Más de treinta años después, Ariel se arrepiente de haber pensado que su hermana menor era ridícula. Desearía que Próspera afirmara de nuevo que aquellas figuras son hermosas; le gustaría que pensara cualquier cosa sobre ellas menos lo que acaba de decir. Se levanta. Abraza a Próspera. Por la posición de ambas, su abrazo resulta un tanto contrahecho, un tanto deforme.

5

En tres ocasiones, los hijos de Justina y don Evaristo murieron en el vientre materno. Los médicos no pudieron establecer la causa de los fallecimientos. Una noche, cuando la mujer apenas comenzaba a reponerse del tercer episodio, su marido ebrio la despertó a gritos. Le dijo que era una mujer embrujada, una mujer que sólo podía parir cadáveres, fantasmas. Le aseguró que su vientre era un lugar mezquino, un panteón en el que nadie visitaba a los muertos, en el que los perros defecaban sobre las tumbas, un camposanto al cual sólo entraban los borrachos para masturbarse o para vomitar.

Mientras recuerda sus gritos, don Evaristo, el padre de Próspera y Ariel, come una sopa instantánea en la cocina. No usa cubierto alguno, la sorbe directo del recipiente. Le resulta más sencillo hacerlo de este modo.

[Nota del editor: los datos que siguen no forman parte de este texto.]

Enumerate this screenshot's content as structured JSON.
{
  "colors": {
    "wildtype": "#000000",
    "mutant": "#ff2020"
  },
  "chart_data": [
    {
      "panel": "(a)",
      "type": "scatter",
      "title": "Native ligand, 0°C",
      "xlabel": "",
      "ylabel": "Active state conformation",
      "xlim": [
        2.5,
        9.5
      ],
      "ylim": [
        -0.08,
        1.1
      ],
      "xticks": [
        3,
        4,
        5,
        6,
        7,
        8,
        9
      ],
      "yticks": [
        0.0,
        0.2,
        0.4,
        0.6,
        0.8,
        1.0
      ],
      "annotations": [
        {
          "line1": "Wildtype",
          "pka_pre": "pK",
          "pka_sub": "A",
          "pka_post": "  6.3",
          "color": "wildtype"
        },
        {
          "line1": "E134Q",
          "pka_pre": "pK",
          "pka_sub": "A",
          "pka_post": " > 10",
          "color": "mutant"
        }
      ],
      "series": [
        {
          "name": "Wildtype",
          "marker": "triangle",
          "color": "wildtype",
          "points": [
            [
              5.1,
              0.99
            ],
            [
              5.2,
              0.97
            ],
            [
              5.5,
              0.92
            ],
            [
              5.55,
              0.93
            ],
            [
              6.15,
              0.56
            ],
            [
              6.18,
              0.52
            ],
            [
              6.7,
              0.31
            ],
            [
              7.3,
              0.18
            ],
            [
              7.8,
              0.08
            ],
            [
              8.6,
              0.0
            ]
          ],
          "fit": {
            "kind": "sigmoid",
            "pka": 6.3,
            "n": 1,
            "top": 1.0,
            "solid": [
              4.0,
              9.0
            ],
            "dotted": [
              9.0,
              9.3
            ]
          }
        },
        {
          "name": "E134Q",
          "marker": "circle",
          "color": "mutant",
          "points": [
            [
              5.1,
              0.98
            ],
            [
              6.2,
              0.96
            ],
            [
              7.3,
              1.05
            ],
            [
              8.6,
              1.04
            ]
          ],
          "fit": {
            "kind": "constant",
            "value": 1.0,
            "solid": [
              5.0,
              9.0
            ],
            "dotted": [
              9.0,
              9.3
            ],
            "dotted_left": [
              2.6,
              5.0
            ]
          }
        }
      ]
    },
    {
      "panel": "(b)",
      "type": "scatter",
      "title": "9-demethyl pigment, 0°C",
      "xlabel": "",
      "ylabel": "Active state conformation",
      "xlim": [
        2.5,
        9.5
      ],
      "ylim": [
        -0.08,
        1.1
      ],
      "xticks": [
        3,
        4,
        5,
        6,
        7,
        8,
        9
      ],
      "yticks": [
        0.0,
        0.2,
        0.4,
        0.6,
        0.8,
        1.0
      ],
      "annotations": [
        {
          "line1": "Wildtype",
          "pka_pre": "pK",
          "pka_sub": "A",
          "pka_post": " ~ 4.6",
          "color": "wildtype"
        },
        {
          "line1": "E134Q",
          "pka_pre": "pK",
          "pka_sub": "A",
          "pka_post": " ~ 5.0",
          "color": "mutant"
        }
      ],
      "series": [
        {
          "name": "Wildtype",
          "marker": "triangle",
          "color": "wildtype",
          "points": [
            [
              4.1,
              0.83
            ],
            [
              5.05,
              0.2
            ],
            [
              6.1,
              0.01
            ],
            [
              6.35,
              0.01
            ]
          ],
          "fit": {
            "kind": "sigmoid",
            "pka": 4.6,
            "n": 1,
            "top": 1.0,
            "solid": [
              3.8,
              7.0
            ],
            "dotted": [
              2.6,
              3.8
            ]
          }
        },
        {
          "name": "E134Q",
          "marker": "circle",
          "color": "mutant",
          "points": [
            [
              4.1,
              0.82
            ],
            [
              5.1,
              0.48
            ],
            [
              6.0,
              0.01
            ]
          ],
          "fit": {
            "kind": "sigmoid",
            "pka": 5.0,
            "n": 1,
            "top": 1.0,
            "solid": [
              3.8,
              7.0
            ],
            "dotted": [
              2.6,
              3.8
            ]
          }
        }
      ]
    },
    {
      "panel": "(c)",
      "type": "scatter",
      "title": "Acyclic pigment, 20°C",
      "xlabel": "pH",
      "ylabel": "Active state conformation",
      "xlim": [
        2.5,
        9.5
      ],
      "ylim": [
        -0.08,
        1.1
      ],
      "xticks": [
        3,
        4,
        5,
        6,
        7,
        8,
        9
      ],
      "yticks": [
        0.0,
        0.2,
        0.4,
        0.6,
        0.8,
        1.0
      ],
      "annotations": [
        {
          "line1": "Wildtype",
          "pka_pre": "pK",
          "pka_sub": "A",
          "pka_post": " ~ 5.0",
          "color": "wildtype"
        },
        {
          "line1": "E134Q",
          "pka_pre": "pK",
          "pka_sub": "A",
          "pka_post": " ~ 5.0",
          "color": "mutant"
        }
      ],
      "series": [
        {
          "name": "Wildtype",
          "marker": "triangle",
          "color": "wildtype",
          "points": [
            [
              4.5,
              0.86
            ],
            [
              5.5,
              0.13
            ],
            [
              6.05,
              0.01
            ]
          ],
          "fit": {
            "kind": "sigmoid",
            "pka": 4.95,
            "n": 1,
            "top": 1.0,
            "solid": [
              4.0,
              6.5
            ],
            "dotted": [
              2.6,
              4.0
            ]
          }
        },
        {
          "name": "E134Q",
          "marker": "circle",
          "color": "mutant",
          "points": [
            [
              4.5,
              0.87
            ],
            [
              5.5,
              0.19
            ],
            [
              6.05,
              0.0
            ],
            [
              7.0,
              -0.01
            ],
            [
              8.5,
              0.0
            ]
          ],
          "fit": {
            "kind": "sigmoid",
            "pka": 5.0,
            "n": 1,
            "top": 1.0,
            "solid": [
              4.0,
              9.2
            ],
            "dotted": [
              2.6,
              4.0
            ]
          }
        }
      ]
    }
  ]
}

El ruido que produce al comer le impide escuchar el timbre de la puerta.

Tocan una segunda vez.

Con la boca llena, el anciano avisa que la puerta está abierta. Casio entra, pone sobre la mesa un montón de cheques y facturas. El viejo revisa los papeles. Dos, tres, seis veces los revisa. Después pide que las ganancias sean depositadas en el banco y que se le entregue la ficha.

Don Evaristo es el dueño de una empacadora de carne. Constantemente piensa que no debió dejar de hacerse cargo él mismo del negocio. Ahora quien lo maneja es Casio. La gente sabe que es hijo de don Evaristo aunque no lleve su apellido. A partir de que su hijo no reconocido entró a trabajar como administrador, las ganancias han disminuido.

La empresa se llama Leyva González, los dos apellidos del viejo.

Casio llama a su padre «don Evaristo», a veces lo llama «Patrón». Nunca han hablado sobre su parentesco.

6

Aníbal firma su licencia de trabajo por tres meses y da la mano al director del hospital.

Mira los diplomas colgados en las paredes de la oficina. Recuerda entonces que Próspera, su madre, accedió a pagarle los estudios de enfermería siempre que regresara al pueblo después de graduarse y buscara trabajo en el hospital de allá. Sin importarle la molestia de Próspera, Aníbal comenzó a trabajar en el sanatorio de la ciudad un semestre antes de terminar la carrera. Laboró en la institución durante tres años.

7

De nuevo, don Evaristo había golpeado a su esposa, Justina.

A diferencia de las otras veces, ese día Justina no tuvo ganas de llorar, de esconderse. Se quedó sentada en el borde de la cama.